Three simple steps to help you build a budget.
- Necessities: 50% of your monthly after-tax income should be spent on necessary living expenses. These include rent, mortgage, car payment, utilities, groceries, and other bills. These are items you are committed to paying or can’t delay purchasing.
- Financial goals: 20% of your monthly after-tax income should be allocated toward financial goals. These can include paying down debt, saving for retirement, contributing to an emergency fund, or investing.
- Discretionary spending: The remaining 30% of your monthly after-tax income can be spent on the things that make you happy. Think fitness classes, books, spa appointments, Netflix, and date nights. These are discretionary purchases that you could eliminate or delay if things got tight. I like to use Personal Capital, a free budgeting tool, to track my spending by category since this bucket can fluctuate month to month.

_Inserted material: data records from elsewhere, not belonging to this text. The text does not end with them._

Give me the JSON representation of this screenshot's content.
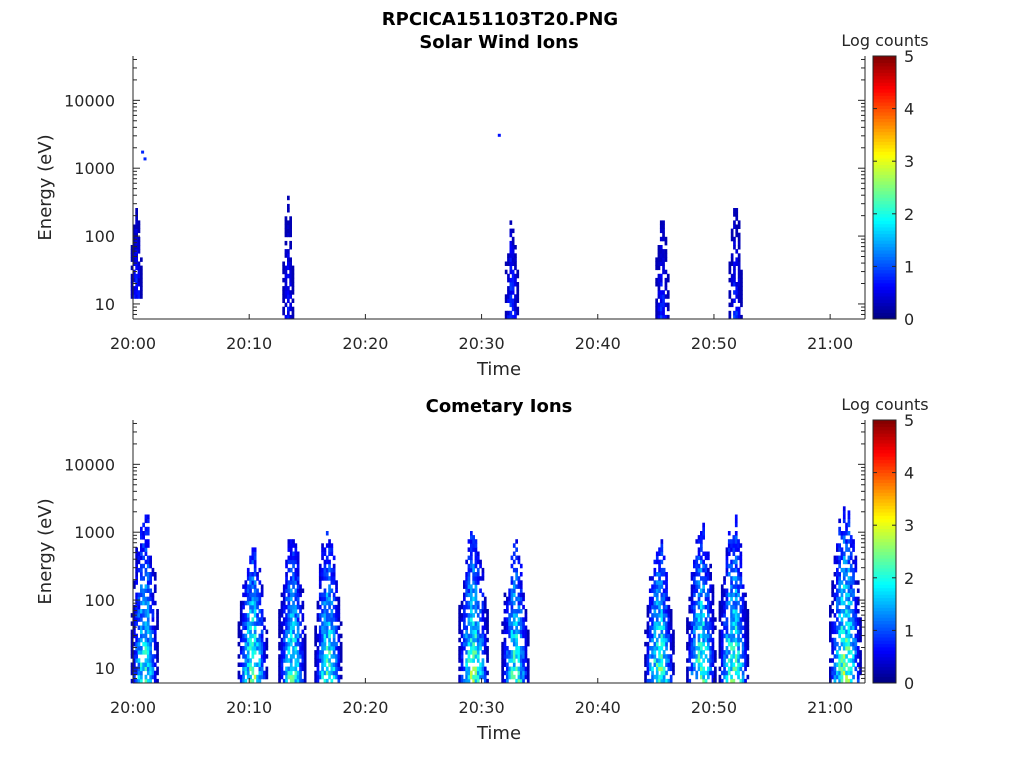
{
  "figure_title": "RPCICA151103T20.PNG",
  "colormap": [
    "#00007f",
    "#0000ff",
    "#007fff",
    "#00ffff",
    "#7fff7f",
    "#ffff00",
    "#ff7f00",
    "#ff0000",
    "#7f0000"
  ],
  "chart_data": [
    {
      "type": "heatmap",
      "title": "Solar Wind Ions",
      "xlabel": "Time",
      "ylabel": "Energy (eV)",
      "x_ticks": [
        "20:00",
        "20:10",
        "20:20",
        "20:30",
        "20:40",
        "20:50",
        "21:00"
      ],
      "y_ticks": [
        "10",
        "100",
        "1000",
        "10000"
      ],
      "y_scale": "log",
      "xlim_minutes": [
        0,
        63
      ],
      "ylim_eV": [
        6,
        45000
      ],
      "colorbar": {
        "label": "Log counts",
        "ticks": [
          "0",
          "1",
          "2",
          "3",
          "4",
          "5"
        ],
        "range": [
          0,
          5
        ]
      },
      "bursts": [
        {
          "t": 0.3,
          "width": 1.0,
          "emin": 12,
          "emax": 300,
          "peak": 0.9
        },
        {
          "t": 13.3,
          "width": 0.9,
          "emin": 6,
          "emax": 350,
          "peak": 0.8
        },
        {
          "t": 32.6,
          "width": 1.2,
          "emin": 6,
          "emax": 180,
          "peak": 1.1
        },
        {
          "t": 45.5,
          "width": 1.1,
          "emin": 6,
          "emax": 220,
          "peak": 0.9
        },
        {
          "t": 51.8,
          "width": 1.1,
          "emin": 6,
          "emax": 280,
          "peak": 0.9
        }
      ],
      "isolated_points": [
        {
          "t": 0.7,
          "e": 1700,
          "value": 0.8
        },
        {
          "t": 0.9,
          "e": 1350,
          "value": 0.8
        },
        {
          "t": 31.4,
          "e": 3000,
          "value": 0.7
        }
      ]
    },
    {
      "type": "heatmap",
      "title": "Cometary Ions",
      "xlabel": "Time",
      "ylabel": "Energy (eV)",
      "x_ticks": [
        "20:00",
        "20:10",
        "20:20",
        "20:30",
        "20:40",
        "20:50",
        "21:00"
      ],
      "y_ticks": [
        "10",
        "100",
        "1000",
        "10000"
      ],
      "y_scale": "log",
      "xlim_minutes": [
        0,
        63
      ],
      "ylim_eV": [
        6,
        45000
      ],
      "colorbar": {
        "label": "Log counts",
        "ticks": [
          "0",
          "1",
          "2",
          "3",
          "4",
          "5"
        ],
        "range": [
          0,
          5
        ]
      },
      "bursts": [
        {
          "t": 1.0,
          "width": 2.4,
          "emin": 6,
          "emax": 2000,
          "peak": 2.2
        },
        {
          "t": 10.3,
          "width": 2.6,
          "emin": 6,
          "emax": 550,
          "peak": 2.6
        },
        {
          "t": 13.7,
          "width": 2.4,
          "emin": 6,
          "emax": 900,
          "peak": 2.3
        },
        {
          "t": 16.8,
          "width": 2.4,
          "emin": 6,
          "emax": 1000,
          "peak": 2.4
        },
        {
          "t": 29.3,
          "width": 2.6,
          "emin": 6,
          "emax": 1100,
          "peak": 2.6
        },
        {
          "t": 32.9,
          "width": 2.4,
          "emin": 6,
          "emax": 600,
          "peak": 2.4
        },
        {
          "t": 45.3,
          "width": 2.6,
          "emin": 6,
          "emax": 700,
          "peak": 2.5
        },
        {
          "t": 48.9,
          "width": 2.6,
          "emin": 6,
          "emax": 1200,
          "peak": 2.4
        },
        {
          "t": 51.7,
          "width": 2.6,
          "emin": 6,
          "emax": 1400,
          "peak": 2.5
        },
        {
          "t": 61.3,
          "width": 2.8,
          "emin": 6,
          "emax": 2500,
          "peak": 2.7
        }
      ],
      "isolated_points": []
    }
  ]
}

It’s important to note that the 50/20/30 budget is a guide, not a rule. Everyone’s budget will look slightly different. For instance, someone who lives in NYC may pay more than 50% in living expenses. Someone with a lot of student loan debt may need to allocate more than 20% toward financial goals. Either way, the 50/20/30 budget template is an easy and flexible way to grow your net worth and still embrace the lifestyle you want today.